Twelve-year-old Brendan, the oldest of John Besh's four sons, hangs his eager hand over the side of the boat, toward a crab trap bobbing in the water. "C'mon!" Besh shouts to his son while tugging at the line. "Yank it up!" They heave the trap on deck as three additional pairs of hands—belonging to Jack, 6; Luke, 5; and Andrew, 3—help shake the cage free of crustaceans. Besh reminds his sons how to hold them: "Grab them at the joint, guys," he instructs as they shriek. "Hold 'em tight so they can't get you."
It's blue-crab season, and the guys are fixing themselves a crab boil.
Besh, who grew up in Louisiana with four sisters and an older brother, spent much of his own childhood fishing and hunting. His father was paralyzed in a car accident when Besh was 9, but his grandfather took him on outings all across the Gulf Coast, after which they'd return home to cook up their catch and eat dinner as a family. "How many meals these days do children enjoy around the dining table?" asks Besh, who recently competed in the Food Network's six-episode series The Next Iron Chef. "I'm guilty of it, too—I work nights. That's where Sundays with the family and the boys' fishing trips come in."

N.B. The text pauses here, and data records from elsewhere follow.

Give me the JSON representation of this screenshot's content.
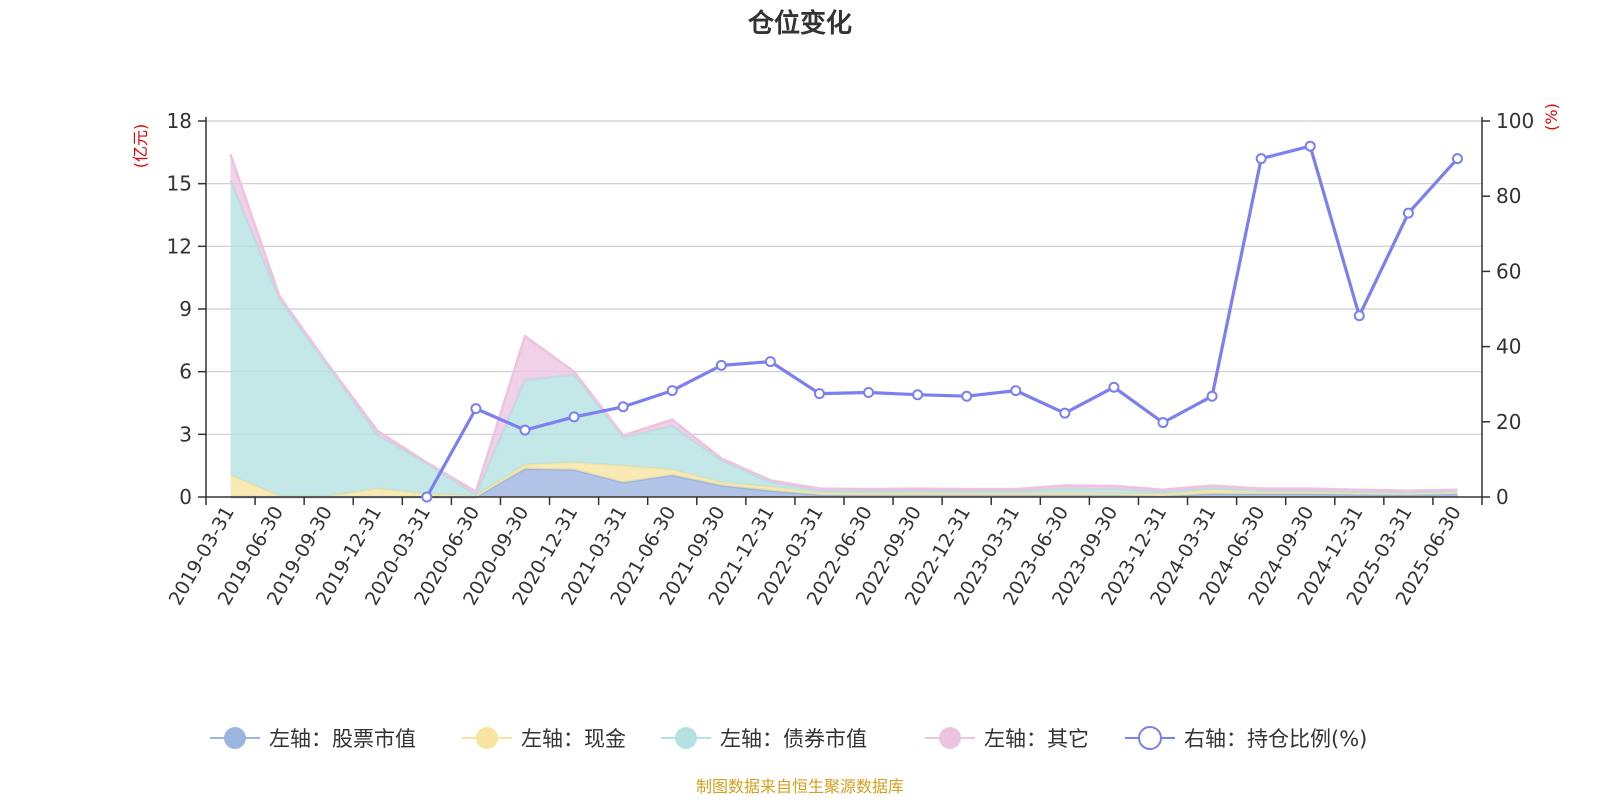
{
  "chart_data": {
    "title": "仓位变化",
    "type": "area+line",
    "categories": [
      "2019-03-31",
      "2019-06-30",
      "2019-09-30",
      "2019-12-31",
      "2020-03-31",
      "2020-06-30",
      "2020-09-30",
      "2020-12-31",
      "2021-03-31",
      "2021-06-30",
      "2021-09-30",
      "2021-12-31",
      "2022-03-31",
      "2022-06-30",
      "2022-09-30",
      "2022-12-31",
      "2023-03-31",
      "2023-06-30",
      "2023-09-30",
      "2023-12-31",
      "2024-03-31",
      "2024-06-30",
      "2024-09-30",
      "2024-12-31",
      "2025-03-31",
      "2025-06-30"
    ],
    "left_axis": {
      "unit": "(亿元)",
      "ylim": [
        0,
        18
      ],
      "ticks": [
        0,
        3,
        6,
        9,
        12,
        15,
        18
      ]
    },
    "right_axis": {
      "unit": "(%)",
      "ylim": [
        0,
        100
      ],
      "ticks": [
        0,
        20,
        40,
        60,
        80,
        100
      ]
    },
    "series": [
      {
        "name": "左轴：股票市值",
        "axis": "left",
        "kind": "stacked-area",
        "color": "#9bb4e0",
        "values": [
          0.0,
          0.0,
          0.0,
          0.0,
          0.0,
          0.0,
          1.35,
          1.3,
          0.7,
          1.05,
          0.55,
          0.3,
          0.1,
          0.08,
          0.08,
          0.08,
          0.08,
          0.08,
          0.08,
          0.05,
          0.15,
          0.15,
          0.15,
          0.12,
          0.1,
          0.15
        ]
      },
      {
        "name": "左轴：现金",
        "axis": "left",
        "kind": "stacked-area",
        "color": "#f7e4a0",
        "values": [
          1.05,
          0.05,
          0.05,
          0.4,
          0.15,
          0.05,
          0.2,
          0.35,
          0.8,
          0.25,
          0.15,
          0.2,
          0.1,
          0.1,
          0.12,
          0.1,
          0.1,
          0.12,
          0.1,
          0.1,
          0.2,
          0.1,
          0.1,
          0.08,
          0.08,
          0.08
        ]
      },
      {
        "name": "左轴：债券市值",
        "axis": "left",
        "kind": "stacked-area",
        "color": "#b4e2e2",
        "values": [
          14.1,
          9.4,
          6.15,
          2.55,
          1.45,
          0.05,
          4.05,
          4.2,
          1.35,
          2.1,
          1.05,
          0.2,
          0.1,
          0.1,
          0.1,
          0.1,
          0.1,
          0.2,
          0.2,
          0.1,
          0.1,
          0.05,
          0.05,
          0.05,
          0.05,
          0.05
        ]
      },
      {
        "name": "左轴：其它",
        "axis": "left",
        "kind": "stacked-area",
        "color": "#ecc4e0",
        "values": [
          1.25,
          0.15,
          0.1,
          0.2,
          0.05,
          0.15,
          2.1,
          0.15,
          0.1,
          0.3,
          0.1,
          0.1,
          0.1,
          0.1,
          0.1,
          0.1,
          0.1,
          0.15,
          0.15,
          0.1,
          0.1,
          0.1,
          0.1,
          0.1,
          0.07,
          0.07
        ]
      },
      {
        "name": "右轴：持仓比例(%)",
        "axis": "right",
        "kind": "line",
        "color": "#7b7ff0",
        "values": [
          null,
          null,
          null,
          null,
          0,
          23.5,
          17.8,
          21.3,
          24,
          28.3,
          35,
          36,
          27.5,
          27.8,
          27.2,
          26.8,
          28.3,
          22.3,
          29.2,
          19.8,
          26.8,
          90,
          93.3,
          48.2,
          75.5,
          90
        ]
      }
    ],
    "grid": true,
    "legend_position": "bottom"
  },
  "source": "制图数据来自恒生聚源数据库"
}
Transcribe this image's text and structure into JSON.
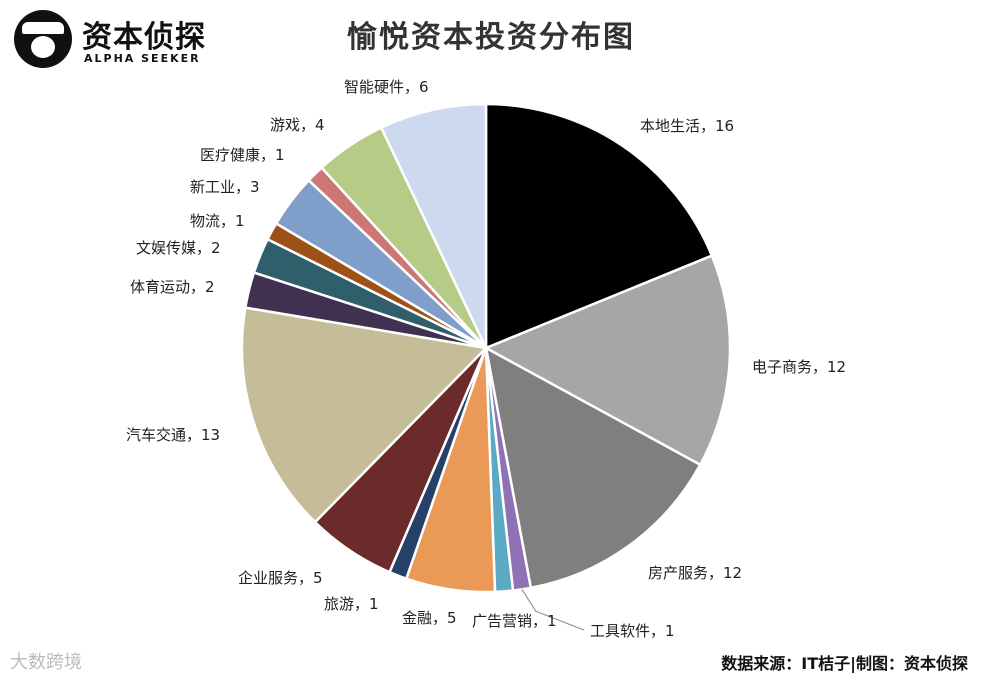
{
  "logo": {
    "title": "资本侦探",
    "subtitle": "ALPHA SEEKER"
  },
  "footer": {
    "source": "数据来源：IT桔子|制图：资本侦探",
    "watermark": "大数跨境"
  },
  "colors": [
    "#000000",
    "#a6a6a6",
    "#7f7f7f",
    "#8e72b5",
    "#5aaac5",
    "#ea9a56",
    "#264169",
    "#6b2b2b",
    "#c4bd97",
    "#403151",
    "#2e5f6b",
    "#9c5217",
    "#7f9ec9",
    "#cc7676",
    "#b6cb85",
    "#cdd9ef"
  ],
  "chart_data": {
    "type": "pie",
    "title": "愉悦资本投资分布图",
    "start": "12 o'clock",
    "direction": "clockwise",
    "slices": [
      {
        "label": "本地生活，16",
        "category": "本地生活",
        "value": 16
      },
      {
        "label": "电子商务，12",
        "category": "电子商务",
        "value": 12
      },
      {
        "label": "房产服务，12",
        "category": "房产服务",
        "value": 12
      },
      {
        "label": "工具软件，1",
        "category": "工具软件",
        "value": 1
      },
      {
        "label": "广告营销，1",
        "category": "广告营销",
        "value": 1
      },
      {
        "label": "金融，5",
        "category": "金融",
        "value": 5
      },
      {
        "label": "旅游，1",
        "category": "旅游",
        "value": 1
      },
      {
        "label": "企业服务，5",
        "category": "企业服务",
        "value": 5
      },
      {
        "label": "汽车交通，13",
        "category": "汽车交通",
        "value": 13
      },
      {
        "label": "体育运动，2",
        "category": "体育运动",
        "value": 2
      },
      {
        "label": "文娱传媒，2",
        "category": "文娱传媒",
        "value": 2
      },
      {
        "label": "物流，1",
        "category": "物流",
        "value": 1
      },
      {
        "label": "新工业，3",
        "category": "新工业",
        "value": 3
      },
      {
        "label": "医疗健康，1",
        "category": "医疗健康",
        "value": 1
      },
      {
        "label": "游戏，4",
        "category": "游戏",
        "value": 4
      },
      {
        "label": "智能硬件，6",
        "category": "智能硬件",
        "value": 6
      }
    ]
  }
}
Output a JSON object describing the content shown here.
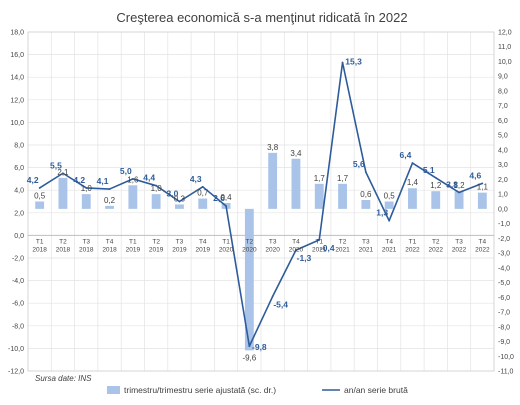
{
  "chart_data": {
    "type": "bar+line",
    "title": "Creşterea economică s-a menţinut ridicată în 2022",
    "source": "Sursa date: INS",
    "categories": [
      [
        "T1",
        "2018"
      ],
      [
        "T2",
        "2018"
      ],
      [
        "T3",
        "2018"
      ],
      [
        "T4",
        "2018"
      ],
      [
        "T1",
        "2019"
      ],
      [
        "T2",
        "2019"
      ],
      [
        "T3",
        "2019"
      ],
      [
        "T4",
        "2019"
      ],
      [
        "T1",
        "2020"
      ],
      [
        "T2",
        "2020"
      ],
      [
        "T3",
        "2020"
      ],
      [
        "T4",
        "2020"
      ],
      [
        "T1",
        "2021"
      ],
      [
        "T2",
        "2021"
      ],
      [
        "T3",
        "2021"
      ],
      [
        "T4",
        "2021"
      ],
      [
        "T1",
        "2022"
      ],
      [
        "T2",
        "2022"
      ],
      [
        "T3",
        "2022"
      ],
      [
        "T4",
        "2022"
      ]
    ],
    "series": [
      {
        "name": "trimestru/trimestru serie ajustată (sc. dr.)",
        "type": "bar",
        "axis": "right",
        "color": "#a9c4e8",
        "values": [
          0.5,
          2.1,
          1.0,
          0.2,
          1.6,
          1.0,
          0.3,
          0.7,
          0.4,
          -9.6,
          3.8,
          3.4,
          1.7,
          1.7,
          0.6,
          0.5,
          1.4,
          1.2,
          1.2,
          1.1
        ],
        "labels": [
          "0,5",
          "2,1",
          "1,0",
          "0,2",
          "1,6",
          "1,0",
          "0,3",
          "0,7",
          "0,4",
          "-9,6",
          "3,8",
          "3,4",
          "1,7",
          "1,7",
          "0,6",
          "0,5",
          "1,4",
          "1,2",
          "1,2",
          "1,1"
        ]
      },
      {
        "name": "an/an serie brută",
        "type": "line",
        "axis": "left",
        "color": "#2e5c9a",
        "values": [
          4.2,
          5.5,
          4.2,
          4.1,
          5.0,
          4.4,
          3.0,
          4.3,
          2.6,
          -9.8,
          -5.4,
          -1.3,
          -0.4,
          15.3,
          5.6,
          1.3,
          6.4,
          5.1,
          3.8,
          4.6
        ],
        "labels": [
          "4,2",
          "5,5",
          "4,2",
          "4,1",
          "5,0",
          "4,4",
          "3,0",
          "4,3",
          "2,6",
          "-9,8",
          "-5,4",
          "-1,3",
          "-0,4",
          "15,3",
          "5,6",
          "1,3",
          "6,4",
          "5,1",
          "3,8",
          "4,6"
        ]
      }
    ],
    "left_axis": {
      "ylim": [
        -12,
        18
      ],
      "ticks": [
        "-12,0",
        "-10,0",
        "-8,0",
        "-6,0",
        "-4,0",
        "-2,0",
        "0,0",
        "2,0",
        "4,0",
        "6,0",
        "8,0",
        "10,0",
        "12,0",
        "14,0",
        "16,0",
        "18,0"
      ]
    },
    "right_axis": {
      "ylim": [
        -11,
        12
      ],
      "ticks": [
        "-11,0",
        "-10,0",
        "-9,0",
        "-8,0",
        "-7,0",
        "-6,0",
        "-5,0",
        "-4,0",
        "-3,0",
        "-2,0",
        "-1,0",
        "0,0",
        "1,0",
        "2,0",
        "3,0",
        "4,0",
        "5,0",
        "6,0",
        "7,0",
        "8,0",
        "9,0",
        "10,0",
        "11,0",
        "12,0"
      ]
    },
    "grid": true,
    "legend_position": "bottom"
  }
}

Bonding with his kids involves teaching them the origins of local foods as much as drinking in the warm air of the wetlands. "We're taking blue crab and speckled trout straight from the water, so they'll grow up with a knowledge of food at its source." Besh also devotes part of the weekend to passing down his culinary know-how (the former marine opened his first restaurant, August, in 2001, and won a James Beard Award in 2006). "My sons think I'm crazy," he says, laughing, "because I want them to learn how to make a roux and a gumbo."
In past years, the boys have spent these fishing weekends at a camp near their home in Slidell, a suburb of New Orleans. But the Besh camp was badly damaged during Hurricane Katrina, so this summer they're visiting a friend's camp, a rickety wooden structure in Grand Isle, a 100-mile drive south from the city.
Back on land, the kids help fill a large aluminum pot with a medley of spices for the crab boil. When it's time to eat, Brendan and Jack show the younger boys how to properly take apart the crabs. After dinner, everyone gathers to tell ghost stories—in these parts, swamp monsters are the protagonists, and wild boars, warns Besh, can attack at any moment. Then they climb into their bunk beds.
The next morning kicks off with a call to Besh's wife and the kids' mom, Jenifer (who admits she's enjoying her time off and "doing absolutely zero cooking" herself). It's followed by a limb-flailing four-kid pigpile on Dad. But at the first mention of fishing, the kids leap to their feet. Soon they're off again, this time to catch trout. They return, successful but ravenous, to inhale a classic New Orleans breakfast of homemade beignets (sugar-coated fried dough). Just as the powdered sugar begins to settle, the guys start assembling the fixings for lunchtime po'boy sandwiches—Jack dipping trout in buttermilk, Brendan finishing it off in a cornmeal mixture.
After lunch Luke, the shiest of the lot, comes alive at the sight of a football, which he tosses with his dad near the pier. "Out here the kids can just let their hair down," says Besh. "And if they learn how to make the perfect po'boy along the way, even better."
As the day ends, it's cleanup time. Raising a bucket, Besh asks, "Guys, what do we do with the fish heads?"
"Stuff them into the crab traps!" they yell. The weekend, and the food chain, have come full circle.